SXSW Exclusives: The Quarry (2020) - Reviewed

The burden of guilt is a common theme in films. From Christian Bale’s skeletal performance in The Machinist (2004) to Tim Burton’s emotional hedge maze of a fish tale, Big Fish (2003), atonement is a powerful motivator for character development. Even more powerful when guilt is the product of another’s death. As Vladimir Nabokov once wrote, “It was something quite special, that feeling: an oppressive, hideous constraint as if I were sitting with the small ghost of somebody I had just killed.”

Writer/Director Scott Teems new film The Quarry is the latest to focus on this topic. One of several films originally scheduled to premiere at Austin’s cancelled SXSW 2020 festival, Teems’ new thriller is headed to VOD this Friday. Starring Shea Whigham (Joker, Take Shelter) and Michael Shannon (The Shape of Water, Knives Out), The Quarry centers on a mysterious new preacher in small and struggling Texas border town. The Preacher, played by Whigham, arrives after committing apparently two serious crimes, one witnessed by the audience in the first ten minutes of the film. As he begins to settle in and get to know his congregation, the new leader of the church finds himself pulled into an investigation by the Police Chief (Michael Shannon).

Based on Damon Galgut’s novel by the same name, Teems adapted the post-apartheid South African story to fit America’s relationship with its southern border. The Quarry examines the complexity that exists between a decaying rural America and its immigrant residents.

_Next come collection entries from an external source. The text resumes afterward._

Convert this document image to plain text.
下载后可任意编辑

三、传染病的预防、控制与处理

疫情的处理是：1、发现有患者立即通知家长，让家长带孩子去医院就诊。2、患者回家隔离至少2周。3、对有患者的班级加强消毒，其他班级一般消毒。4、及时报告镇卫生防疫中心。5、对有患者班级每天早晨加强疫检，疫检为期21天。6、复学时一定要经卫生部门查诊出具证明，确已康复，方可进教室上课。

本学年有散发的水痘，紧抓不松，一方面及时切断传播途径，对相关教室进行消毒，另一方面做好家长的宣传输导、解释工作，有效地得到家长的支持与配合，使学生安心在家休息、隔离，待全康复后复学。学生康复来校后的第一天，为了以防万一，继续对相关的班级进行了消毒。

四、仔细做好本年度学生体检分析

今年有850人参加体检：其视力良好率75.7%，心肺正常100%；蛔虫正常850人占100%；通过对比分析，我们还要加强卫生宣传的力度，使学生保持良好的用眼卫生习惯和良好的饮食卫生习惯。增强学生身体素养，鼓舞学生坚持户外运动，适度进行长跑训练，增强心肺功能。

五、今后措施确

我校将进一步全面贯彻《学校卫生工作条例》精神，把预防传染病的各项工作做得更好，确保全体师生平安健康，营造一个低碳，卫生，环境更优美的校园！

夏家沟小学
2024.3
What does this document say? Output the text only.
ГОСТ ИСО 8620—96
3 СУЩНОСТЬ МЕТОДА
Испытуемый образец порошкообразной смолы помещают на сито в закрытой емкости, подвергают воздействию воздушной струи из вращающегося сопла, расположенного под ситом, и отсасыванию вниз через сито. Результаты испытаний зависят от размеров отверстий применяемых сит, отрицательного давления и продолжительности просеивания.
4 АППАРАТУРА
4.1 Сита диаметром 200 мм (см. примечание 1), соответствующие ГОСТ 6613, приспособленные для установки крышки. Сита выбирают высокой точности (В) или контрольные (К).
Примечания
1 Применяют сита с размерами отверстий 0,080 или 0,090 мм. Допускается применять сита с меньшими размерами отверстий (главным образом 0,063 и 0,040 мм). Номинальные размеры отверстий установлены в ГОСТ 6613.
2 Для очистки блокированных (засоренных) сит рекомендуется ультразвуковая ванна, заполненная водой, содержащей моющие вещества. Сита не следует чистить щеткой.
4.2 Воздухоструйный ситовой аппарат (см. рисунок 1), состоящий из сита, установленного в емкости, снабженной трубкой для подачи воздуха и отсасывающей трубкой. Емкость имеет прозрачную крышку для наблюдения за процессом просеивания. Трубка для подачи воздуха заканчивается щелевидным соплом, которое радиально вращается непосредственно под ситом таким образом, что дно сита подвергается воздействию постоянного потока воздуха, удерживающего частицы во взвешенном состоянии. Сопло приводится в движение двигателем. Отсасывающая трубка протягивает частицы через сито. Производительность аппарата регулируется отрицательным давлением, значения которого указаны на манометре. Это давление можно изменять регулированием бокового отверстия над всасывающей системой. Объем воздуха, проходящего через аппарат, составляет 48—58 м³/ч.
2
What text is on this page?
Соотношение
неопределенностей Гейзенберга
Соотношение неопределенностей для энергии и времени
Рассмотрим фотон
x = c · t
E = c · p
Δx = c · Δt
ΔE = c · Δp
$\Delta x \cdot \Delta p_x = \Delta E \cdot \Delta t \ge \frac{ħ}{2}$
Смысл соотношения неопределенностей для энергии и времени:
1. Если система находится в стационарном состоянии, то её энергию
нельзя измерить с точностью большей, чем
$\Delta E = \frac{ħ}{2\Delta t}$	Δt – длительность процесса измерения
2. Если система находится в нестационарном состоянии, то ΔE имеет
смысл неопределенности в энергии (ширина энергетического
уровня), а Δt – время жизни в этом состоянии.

Although the dialog is heavy-handed in some places, the film does not shy away from criticizing how we decide which faces are trust-worthy. This gives a tale otherwise focused on coming to terms with one’s choices a multifarious dynamic and feels appropriate for the times in which we currently live.

The most intriguing aspect of The Quarry is the question it poses regarding the connection between a sinner and their god. Does sin separate you from God or is it the ultimate bridge to him? The film dedicates much of the screen time to exploring The Preacher’s relationship with God and sin’s ability to blur the lines between humility and lunacy. In the words of Joseph Conrad, “Over the lives borne from under the shadow of death there seems to fall the shadow of madness.”

Ultimately, The Quarry fall short of sticking the landing. However, this is not due to any lack of performance. Michael Shannon’s portrayal as a flawed salt of the earth everyman provides a grounded backdrop to the highly emotional exchanges between Shea Whigham, Bobby Soto (A Better Life), and Catalina Sandino Moreno (Maria Full of Grace) who play the town’s local residents. The chemistry between Whigham and Soto is powerful, drawing audiences into the seriousness of the subject matter. The issue lies in the script. Most of internal struggle with The Preacher concerns itself with him coming to terms with the second crime committed. However, this crime is the result of the first. Except for a few limited flashback montages, the audience is not really acquainted with the ‘original sin’. The result is a one dimensional come-to-jesus moment during the climatic conclusion, robbing the story and the audience of connecting to the lesson in The Quarry. Nevertheless, the film is still worth checking out.